While Champagne is the traditional bubbly most will look to pop, we think there is a growing opportunity to try sparkling wines from “other” wine growing regions, ones that are more affordable in price. The really good ones are somewhat hard to find, but they are certainly worth the effort when you take your first sip. Here are four such wines, each really good in their own right and I suggest you jump on the bandwagon now & beat the crowds, the inevitable long wait lists and escalating prices.
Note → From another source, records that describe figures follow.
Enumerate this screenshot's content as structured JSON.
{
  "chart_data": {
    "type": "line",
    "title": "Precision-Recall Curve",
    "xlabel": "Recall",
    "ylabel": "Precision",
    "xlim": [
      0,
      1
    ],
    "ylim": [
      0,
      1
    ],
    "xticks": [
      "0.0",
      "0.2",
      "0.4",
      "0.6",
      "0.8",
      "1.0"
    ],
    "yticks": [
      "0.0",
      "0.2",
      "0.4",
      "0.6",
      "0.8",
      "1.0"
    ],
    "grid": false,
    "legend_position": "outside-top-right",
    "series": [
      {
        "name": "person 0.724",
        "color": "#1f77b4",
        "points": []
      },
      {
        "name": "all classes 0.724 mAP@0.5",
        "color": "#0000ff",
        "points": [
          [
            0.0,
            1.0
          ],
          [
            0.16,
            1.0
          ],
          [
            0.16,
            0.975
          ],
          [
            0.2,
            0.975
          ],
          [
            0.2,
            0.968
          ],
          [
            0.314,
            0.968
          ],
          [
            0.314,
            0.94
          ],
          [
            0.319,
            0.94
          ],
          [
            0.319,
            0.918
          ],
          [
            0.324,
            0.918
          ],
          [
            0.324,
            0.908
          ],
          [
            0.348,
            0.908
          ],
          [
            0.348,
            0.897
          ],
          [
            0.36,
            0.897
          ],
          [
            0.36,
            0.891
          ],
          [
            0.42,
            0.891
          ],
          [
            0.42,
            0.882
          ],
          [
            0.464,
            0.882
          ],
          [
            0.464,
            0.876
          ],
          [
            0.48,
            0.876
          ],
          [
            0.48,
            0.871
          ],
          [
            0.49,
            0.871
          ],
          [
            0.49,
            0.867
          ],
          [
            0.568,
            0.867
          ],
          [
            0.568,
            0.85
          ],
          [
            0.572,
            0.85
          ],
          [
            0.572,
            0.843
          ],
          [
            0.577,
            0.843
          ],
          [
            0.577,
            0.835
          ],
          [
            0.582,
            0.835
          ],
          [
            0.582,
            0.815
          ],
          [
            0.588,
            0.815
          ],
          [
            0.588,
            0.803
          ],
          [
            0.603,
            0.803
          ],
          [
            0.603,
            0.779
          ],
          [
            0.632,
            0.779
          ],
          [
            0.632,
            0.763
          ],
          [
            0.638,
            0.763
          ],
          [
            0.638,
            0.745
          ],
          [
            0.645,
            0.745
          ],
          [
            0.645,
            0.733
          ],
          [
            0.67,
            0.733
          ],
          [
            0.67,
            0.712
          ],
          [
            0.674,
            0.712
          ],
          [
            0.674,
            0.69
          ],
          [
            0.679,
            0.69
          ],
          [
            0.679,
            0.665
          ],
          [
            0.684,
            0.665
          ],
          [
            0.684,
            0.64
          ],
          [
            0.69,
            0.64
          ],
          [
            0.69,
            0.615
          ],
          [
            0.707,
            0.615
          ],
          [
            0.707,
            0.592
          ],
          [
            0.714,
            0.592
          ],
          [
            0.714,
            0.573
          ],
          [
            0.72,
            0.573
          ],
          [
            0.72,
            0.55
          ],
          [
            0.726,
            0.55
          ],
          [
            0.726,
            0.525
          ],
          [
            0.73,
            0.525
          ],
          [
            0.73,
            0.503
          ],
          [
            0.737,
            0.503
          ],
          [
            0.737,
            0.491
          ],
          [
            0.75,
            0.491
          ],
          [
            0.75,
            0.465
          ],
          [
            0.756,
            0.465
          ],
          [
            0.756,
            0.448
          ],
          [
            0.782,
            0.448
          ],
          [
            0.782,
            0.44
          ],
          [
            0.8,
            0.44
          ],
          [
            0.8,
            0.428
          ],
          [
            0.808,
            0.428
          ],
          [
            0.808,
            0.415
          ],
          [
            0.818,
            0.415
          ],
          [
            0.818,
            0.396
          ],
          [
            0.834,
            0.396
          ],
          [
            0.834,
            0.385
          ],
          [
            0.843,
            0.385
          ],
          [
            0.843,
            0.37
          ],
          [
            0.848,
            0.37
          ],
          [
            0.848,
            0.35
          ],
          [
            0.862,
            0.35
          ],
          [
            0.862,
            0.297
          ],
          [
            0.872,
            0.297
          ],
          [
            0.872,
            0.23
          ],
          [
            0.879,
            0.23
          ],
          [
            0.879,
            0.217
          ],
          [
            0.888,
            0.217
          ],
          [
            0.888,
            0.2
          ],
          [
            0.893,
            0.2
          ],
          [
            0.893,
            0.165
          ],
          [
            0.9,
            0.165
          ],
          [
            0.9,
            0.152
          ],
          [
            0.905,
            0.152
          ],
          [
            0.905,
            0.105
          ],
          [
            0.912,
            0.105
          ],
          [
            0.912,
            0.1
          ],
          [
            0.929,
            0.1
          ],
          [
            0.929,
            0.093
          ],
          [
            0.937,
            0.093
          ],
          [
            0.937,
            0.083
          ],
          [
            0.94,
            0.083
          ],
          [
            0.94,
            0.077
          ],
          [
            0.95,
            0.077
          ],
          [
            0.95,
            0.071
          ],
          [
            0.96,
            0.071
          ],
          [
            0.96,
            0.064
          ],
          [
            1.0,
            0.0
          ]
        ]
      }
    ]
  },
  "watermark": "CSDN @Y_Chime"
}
Gregoletto Prosecco “Sui Lieviti”—True, authentic, artisan Prosecco, unlike the more generic, commercial minded, mass produced versions more commonly found in the market. In fact, every bottle may taste different—vino vivente—living wine. Yes, this is your chance to sample the real stuff! The family can be traced back to the late 1600’s/early 1700’s. “All of the family’s work from the vines to the bottling is done by hand—artisinally, carefully, and patiently—based on oral traditions passed down over the centuries. Many of their secrets are closely guarded. The sui lieviti bottlings represent the history of this region before the Champagne method was invented. Secondary fermentation takes place in bottle slowly and a fine sediment forms in the bottom of the bottle”. Former “SLO Foods Winemaker of the Year”.
Scammacca del Murgo Brut Rosé “Metodo Classico” (Sicily)—100% Nerello Mascalese grown on Mount Etna & its volcanic soils. Primary fermentation in stainless, secondary fermentation in bottle. Aged on fine lees in bottle for 3 years. Dosage—5 g/l.
Nicole Chanrion Brut “Effervescence”—Nicole Chanrion is a true vigneron, in every sense of the meaning, think of the difference between a samurai and a swordsman from their perspective. She is total hands on and lives it, not only talks about it. Her Beaujolais red wines are standout and iconic because of their quality, personal touch and soulfulness. Every now and then she produces this wine—100% Gamay Noir (a proven descendent of Pinot Noir) from 50 year old vines, grown in schist and porphyry soils, vinified methode champenoise in stainless steel, 18 months on the lees, hand riddled two times a day and bottled with only 3g/l dosage. Yes, it is definitely one worth checking out!
Raventos I Blanc Brut Rosé “De Nit”—This is as good as Spanish Cava gets and is thankfully a very different take on what sparkling wine can be. This family has owned their vineyards since 1497. Yes, you read that right, 1497, just 5 years after Christopher Columbus set out to find America! Located in the Anoia River Valley, biodynamically farmed– 48% Xarel-lo, 32% Parrellada, 15% Macabeu & 5% of still Mourvedre—18 months on the lees.